L'Agence métropolitaine de transport (AMT) devra payer près de 3,6 millions de dollars au Canadien National (CN) pour les droits de passage d'un train de banlieue qui n'a jamais existé.

Conformément à une décision arbitrale rendue en avril dernier dans le cadre d'un litige contractuel, l'AMT devra payer les droits d'accès qu'elle avait réservés pour un cinquième départ quotidien du train de banlieue de Mont-Saint-Hilaire, même si ce service n'a jamais été offert.

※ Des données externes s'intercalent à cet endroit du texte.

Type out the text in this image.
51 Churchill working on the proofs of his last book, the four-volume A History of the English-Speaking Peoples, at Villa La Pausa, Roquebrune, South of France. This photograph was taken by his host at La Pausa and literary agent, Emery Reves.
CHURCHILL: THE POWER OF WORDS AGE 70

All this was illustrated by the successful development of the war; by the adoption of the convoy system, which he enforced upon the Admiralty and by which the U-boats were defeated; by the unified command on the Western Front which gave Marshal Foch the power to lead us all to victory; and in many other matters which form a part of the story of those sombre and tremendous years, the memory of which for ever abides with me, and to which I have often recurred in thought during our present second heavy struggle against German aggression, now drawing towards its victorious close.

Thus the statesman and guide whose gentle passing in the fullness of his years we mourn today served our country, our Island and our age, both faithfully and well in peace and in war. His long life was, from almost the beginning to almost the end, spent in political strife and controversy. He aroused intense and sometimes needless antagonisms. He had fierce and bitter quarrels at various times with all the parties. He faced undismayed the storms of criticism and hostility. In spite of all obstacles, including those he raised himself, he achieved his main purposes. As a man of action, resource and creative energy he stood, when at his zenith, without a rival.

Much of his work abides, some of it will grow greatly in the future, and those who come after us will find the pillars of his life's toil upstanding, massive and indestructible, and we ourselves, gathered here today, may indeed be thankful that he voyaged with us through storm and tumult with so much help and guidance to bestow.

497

Cette obligation découle d'un contrat signé en 2000, qui devait débuter en 2002 mais dont l'entrée en vigueur a été reportée en 2005 parce que l'AMT ne disposait pas du matériel roulant nécessaire pour offrir le cinquième départ.

Début 2006, le CN a toutefois signifié un avis de défaut et de différend à l'AMT, ce qui déclenche automatiquement le processus d'arbitrage commercial. Le CN prétendait que, à l'expiration du dernier contrat temporaire, le 11 octobre 2005, le contrat permanent signé en 2000 entrait en vigueur.

L'AMT s'est opposée à cette façon de voir. La Cour supérieure a toutefois rejeté ses objections et renvoyé les deux parties à l'arbitrage, en août 2006.

Selon l'AMT, ce n'est qu'en avril dernier, soit plus d'un an et demi après la décision de la Cour supérieure du Québec, qu'un arbitre a conclu que le contrat signé en 2000 était bel et bien en vigueur depuis le 11 octobre 2005.

Depuis cette date, l'AMT paie donc au CN des droits d'accès pour cinq départs – et cinq retours – quotidiens du train de Mont-Saint-Hilaire.

Selon les données que l'AMT a fournies à La Presse, les droits d'accès pour ce cinquième départ s'élèvent à environ 1,2 million par année depuis octobre 2005, soit une moyenne de 100 000 $ par mois.

Au 1er octobre prochain, les droits d'accès non utilisés totaliseront 3 594 073 $.

Le blâme aux municipalités ?

Dans une entrevue accordée à La Presse vendredi, le président de l'AMT, Joël Gauthier, a affirmé qu'un cinquième départ quotidien pourrait être ajouté avant la fin du mois. Il a déploré que l'arbitrage commercial ait donné raison au CN au détriment de l'agence gouvernementale. Il a d'ailleurs reconnu que la décision d'offrir rapidement un cinquième départ sur cette ligne de train, après des années d'attente et de pénurie de matériel, est directement liée à la décision de l'arbitre.

«Tant qu'à payer des droits d'accès, aussi bien les utiliser», a-t-il affirmé à La Presse.

Joël Gauthier, qui dirige l'AMT depuis 2003, a rejeté une partie du blâme sur les municipalités desservies par le train de la Rive-Sud, qui se sont opposées, par le passé, à la création d'un cinquième départ.

«En raison des règles de financement des services de l'AMT, le coût de tout nouveau service d'autobus ou de train de banlieue doit être partagé entre l'AMT et les municipalités desservies, explique M. Gauthier. Dans ce cas-ci, il s'agit de Longueuil et des municipalités de la vallée du Richelieu, comme Mont-Saint-Hilaire, Saint-Bruno, Beloeil, Otterburn Park, etc.»

En 2004, lorsque l'AMT a présenté au gouvernement du Québec son plan d'amélioration des services de trains de banlieue, «nous n'avions aucune résolution des conseils municipaux disant qu'ils s'engageaient à assumer leur part des frais annuels d'exploitation des trains», a-t-il précisé.

L'an prochain, avec l'ajout d'un nouveau train, ces coûts annuels d'exploitation, qui sont de 12,5 millions de dollars cette année, vont bondir à près de 16,8 millions. Malgré cette importante augmentation, M. Gauthier affirme qu'il n'a toujours pas obtenu des municipalités la garantie qu'elles paieront leur part de la facture.

Vendredi, le porte-parole du Réseau de transport de Longueuil, M. Raymond Allard, a précisé que les coûts découlant de la décision arbitrale d'avril dernier devraient s'élever à environ 80 000$ par année pour la municipalité de Longueuil. Les municipalités de la vallée du Richelieu devront se partager une facture identique.

Une facture additionnelle sera ajoutée pour combler les importantes hausses des frais d'exploitation annuels, directement liées à la création du cinquième départ.

M. Gauthier a assuré que le nouveau train sera en service dès que les voitures et locomotives louées cet été à l'agence New Jersey Transit, au coût de 700 000$, seront prêtes.

Ce train transporte quotidiennement environ 6600 passagers (aller-retour) entre la Montérégie et le centre-ville. Avec l'ajout d'un cinquième départ, l'AMT estime que la capacité de la ligne pourrait augmenter de 50%, à près de 10 000 passagers par jour.